コスモAP

 この2台のコスモ、外見上はほとんど変わりない。




 寄ってみても特段変わりがない。




 しかしエンジンルームを開けると違う。こいつはロータリーではないのだ。レシプロである。この手の旧車は高級グレード、すなわちロータリーばかり残って後は廃車となるため、今となっては1グレード低く見られるレシプロ車を見る機会は少ない。






 ロータリーでは影に隠れてみえなかったのに、レシプロになってよく見えるようになった部品がある。それがサーマルリアクター。写真中央に見える、錆びた巨大な箱がそうだ。
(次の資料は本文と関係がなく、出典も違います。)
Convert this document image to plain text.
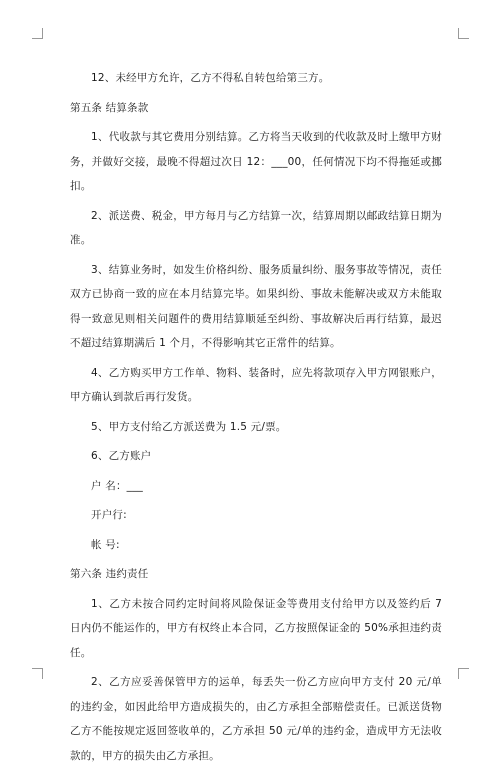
12、未经甲方允许，乙方不得私自转包给第三方。

第五条 结算条款

1、代收款与其它费用分别结算。乙方将当天收到的代收款及时上缴甲方财务，并做好交接，最晚不得超过次日 12：___00，任何情况下均不得拖延或挪扣。

2、派送费、税金，甲方每月与乙方结算一次，结算周期以邮政结算日期为准。

3、结算业务时，如发生价格纠纷、服务质量纠纷、服务事故等情况，责任双方已协商一致的应在本月结算完毕。如果纠纷、事故未能解决或双方未能取得一致意见则相关问题件的费用结算顺延至纠纷、事故解决后再行结算，最迟不超过结算期满后 1 个月，不得影响其它正常件的结算。

4、乙方购买甲方工作单、物料、装备时，应先将款项存入甲方网银账户，甲方确认到款后再行发货。

5、甲方支付给乙方派送费为 1.5 元/票。

6、乙方账户

户 名：___

开户行:

帐 号:

第六条 违约责任

1、乙方未按合同约定时间将风险保证金等费用支付给甲方以及签约后 7 日内仍不能运作的，甲方有权终止本合同，乙方按照保证金的 50%承担违约责任。

2、乙方应妥善保管甲方的运单，每丢失一份乙方应向甲方支付 20 元/单的违约金，如因此给甲方造成损失的，由乙方承担全部赔偿责任。已派送货物乙方不能按规定返回签收单的，乙方承担 50 元/单的违约金，造成甲方无法收款的，甲方的损失由乙方承担。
 サーマルリアクターとは、排ガス浄化装置のことである。現在の排ガス浄化システムは全て触媒となっているが、排ガス規制が始まった頃はいろいろなシステムがあった。例えばホンダのCVCCもそうだ。当時はまだNOxに関する規制が無いもしくは緩かったので、HCとCOのみ浄化すればよかった(酸化させて水と二酸化炭素にする)ため、酸化に重点をおいたシステムが存在した。サーマルリアクタにしろ、CVCCにしろ酸化を主眼においたシステムだった。当時の触媒も酸化を主眼としたシステムだった。
 ところがNOxも浄化できる三元触媒が発明されると、場所を食うサーマルリアクターは淘汰されてしまった。三元触媒とは、理論空燃比近傍のみでHCとCOを酸化(酸素をひっつける)させ、NOxを還元(酸素を取り除く)可能な触媒である。通常の化学反応なり触媒反応では、酸化もしくは還元のいずれかに偏った反応が起こるのだが、三元触媒は条件に制約があるとはいえ、非常に早い反応速度でもって酸化と還元を同時おこすことができる。これはもう、化学反応における奇蹟的な出来事の1つといっていいと私は考えている。

 当時の車に貼られていた低公害車であることを示すステッカー。現在の車に貼られている★3つとか★4つのステッカーと同じものと考えていただいてかまわない。ただ表現は各社各様で、現在のように統一された物ではなかった。




 ロータリーとレシプロでもう1点大きく異なる部分がある。それはマフラー。ロータリーの方が、フィニッシャーが大きいのだ。

ロータリー レシプロ


 なかなか珍しい車を拝むことが出来た。